Germline variants — genetic mutations found in sperm or eggs that can be passed down to offspring — associated with hemophagocytic lymphohistiocytosis (HLH) are not more prevalent in patients with adult-onset forms of the condition, nor are they associated with a specific set of clinical features, a study says.
The study, “Identification of germline variants in adults with hemophagocytic lymphohistiocytosis,” was published in the journal Blood Advances.
HLH, a disease characterized by an overactivation of the immune system, is considered primary (familial) when it is caused by mutations in specific genes that control the activity of the immune system, or secondary (acquired) when it is associated with other medical conditions.
Studies based on mathematical algorithms predicted that certain germline variants associated with HLH are enriched in adults with the disease. However, these observations have been limited by the small number of patients and genes analyzed.
In addition, “the comparatively young ages at the time of HLH onset have made distinguishing FHL [familial HLH] that occurs in early adulthood from true adult-onset HLH difficult,” the researchers wrote.
To overcome these limitations, investigators at the Dana-Farber Cancer Institute and collaborators conducted a study to identify potential germline variants in 17 genes that had been associated with HLH in a group of 88 adults, ages 18–81, with the disease.
More than half (77%) of the patients had an underlying medical condition that triggered the onset of HLH. The most common underlying condition was cancer (49%), followed by infections (30%), and autoimmune diseases (17%).
From the 17 genes analyzed, the investigators identified a total of 42 genetic variants in 45 patients participating in the study.

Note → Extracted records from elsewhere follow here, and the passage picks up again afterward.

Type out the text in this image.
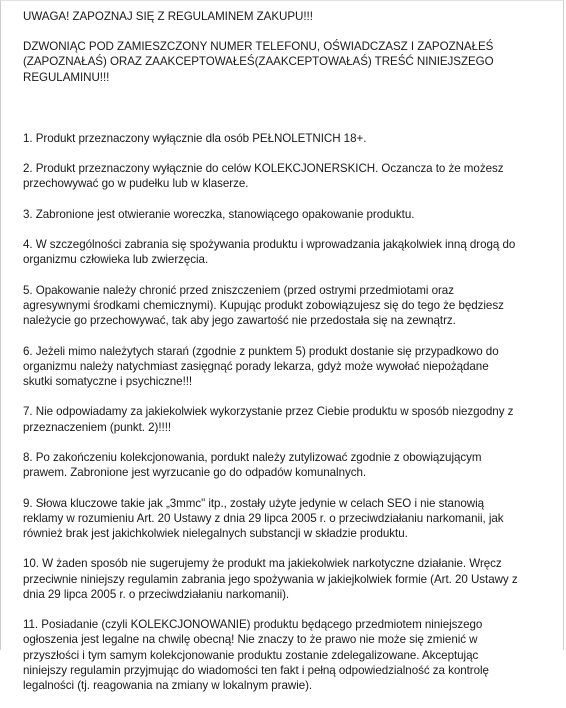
UWAGA! ZAPOZNAJ SIĘ Z REGULAMINEM ZAKUPU!!!

DZWONIĄC POD ZAMIESZCZONY NUMER TELEFONU, OŚWIADCZASZ I ZAPOZNAŁEŚ
(ZAPOZNAŁAŚ) ORAZ ZAAKCEPTOWAŁEŚ(ZAAKCEPTOWAŁAŚ) TREŚĆ NINIEJSZEGO
REGULAMINU!!!

1. Produkt przeznaczony wyłącznie dla osób PEŁNOLETNICH 18+.
2. Produkt przeznaczony wyłącznie do celów KOLEKCJONERSKICH. Oczancza to że możesz
przechowywać go w pudełku lub w klaserze.
3. Zabronione jest otwieranie woreczka, stanowiącego opakowanie produktu.
4. W szczególności zabrania się spożywania produktu i wprowadzania jakąkolwiek inną drogą do
organizmu człowieka lub zwierzęcia.
5. Opakowanie należy chronić przed zniszczeniem (przed ostrymi przedmiotami oraz
agresywnymi środkami chemicznymi). Kupując produkt zobowiązujesz się do tego że będziesz
należycie go przechowywać, tak aby jego zawartość nie przedostała się na zewnątrz.
6. Jeżeli mimo należytych starań (zgodnie z punktem 5) produkt dostanie się przypadkowo do
organizmu należy natychmiast zasięgnąć porady lekarza, gdyż może wywołać niepożądane
skutki somatyczne i psychiczne!!!
7. Nie odpowiadamy za jakiekolwiek wykorzystanie przez Ciebie produktu w sposób niezgodny z
przeznaczeniem (punkt. 2)!!!!
8. Po zakończeniu kolekcjonowania, pordukt należy zutylizować zgodnie z obowiązującym
prawem. Zabronione jest wyrzucanie go do odpadów komunalnych.
9. Słowa kluczowe takie jak „3mmc" itp., zostały użyte jedynie w celach SEO i nie stanowią
reklamy w rozumieniu Art. 20 Ustawy z dnia 29 lipca 2005 r. o przeciwdziałaniu narkomanii, jak
również brak jest jakichkolwiek nielegalnych substancji w składzie produktu.
10. W żaden sposób nie sugerujemy że produkt ma jakiekolwiek narkotyczne działanie. Wręcz
przeciwnie niniejszy regulamin zabrania jego spożywania w jakiejkolwiek formie (Art. 20 Ustawy z
dnia 29 lipca 2005 r. o przeciwdziałaniu narkomanii).
11. Posiadanie (czyli KOLEKCJONOWANIE) produktu będącego przedmiotem niniejszego
ogłoszenia jest legalne na chwilę obecną! Nie znaczy to że prawo nie może się zmienić w
przyszłości i tym samym kolekcjonowanie produktu zostanie zdelegalizowane. Akceptując
niniejszy regulamin przyjmując do wiadomości ten fakt i pełną odpowiedzialność za kontrolę
legalności (tj. reagowania na zmiany w lokalnym prawie).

Seven of these variants (found in 18 patients) were considered disruptive, meaning that they likely had a negative impact on the function of the protein encoded by the gene in which they were found.
PRF1 A91V, a genetic variant previously reported to impair immune cells’ cytotoxicity (ability to destroy other cells or microbes), was the most common disruptive genetic variant found in the study (found in 14% of participants). Three patients were also found to carry more than one disruptive genetic variant.
Then, to assess if the seven disruptive germline variants identified were more common in adults, the investigators compared the frequency of these variants in the group of adult patients analyzed with the frequency in a larger group of 2,504 patients who participated in 1000 Genome Project (TGP group).
The team found that these variants were much less common in the TGP group (5%) when compared with the group of adults with HLH (20%), “an unsurprising result given the rarity of individual variants,” the researchers wrote.
A similar finding was observed when they found a higher frequency of the disruptive variants in the group of adults with HLH (20%) compared with the frequency of any disruptive variant in the 17 genes analyzed in the TGP group (9%).
However, these differences were no longer significant when researchers compared data from patients belonging to the same ethnicity and geographical region.
“Furthermore, after excluding patients with a PRF1 A91V variant, there was no difference in the frequency of patients with disruptive variants between our cohort and the TGP (4.4% in both groups),” they wrote.
In their final analyses, the researchers focused on investigating if these disruptive germline variants could be linked to a specific set of laboratory or clinical features. However, no associations were found between the presence of disruptive variants and patients’ age, sex, underlying condition, ferritin levels, and soluble interleukin 2 receptor levels.
“Our data suggest that disruptive germline variants do not drive adult HLH, unlike FHL,” the researchers wrote. “Furthermore, disruptive variants were not enriched in adult HLH compared with control when accounting for ancestry, particularly when considering non-PRF1 A91V variants. Additionally, there were no clinical differences between patients with and without disruptive variants.”
“Our data suggest that familial and adult-onset HLH have a distinct pathophysiology [disease mechanisms], and do not support routine germline testing of adults with HLH,” the team added, emphasizing, however, the “importance of testing for genetic variants in cases in which FHL is highly suspected (including strong family history and young age of onset).”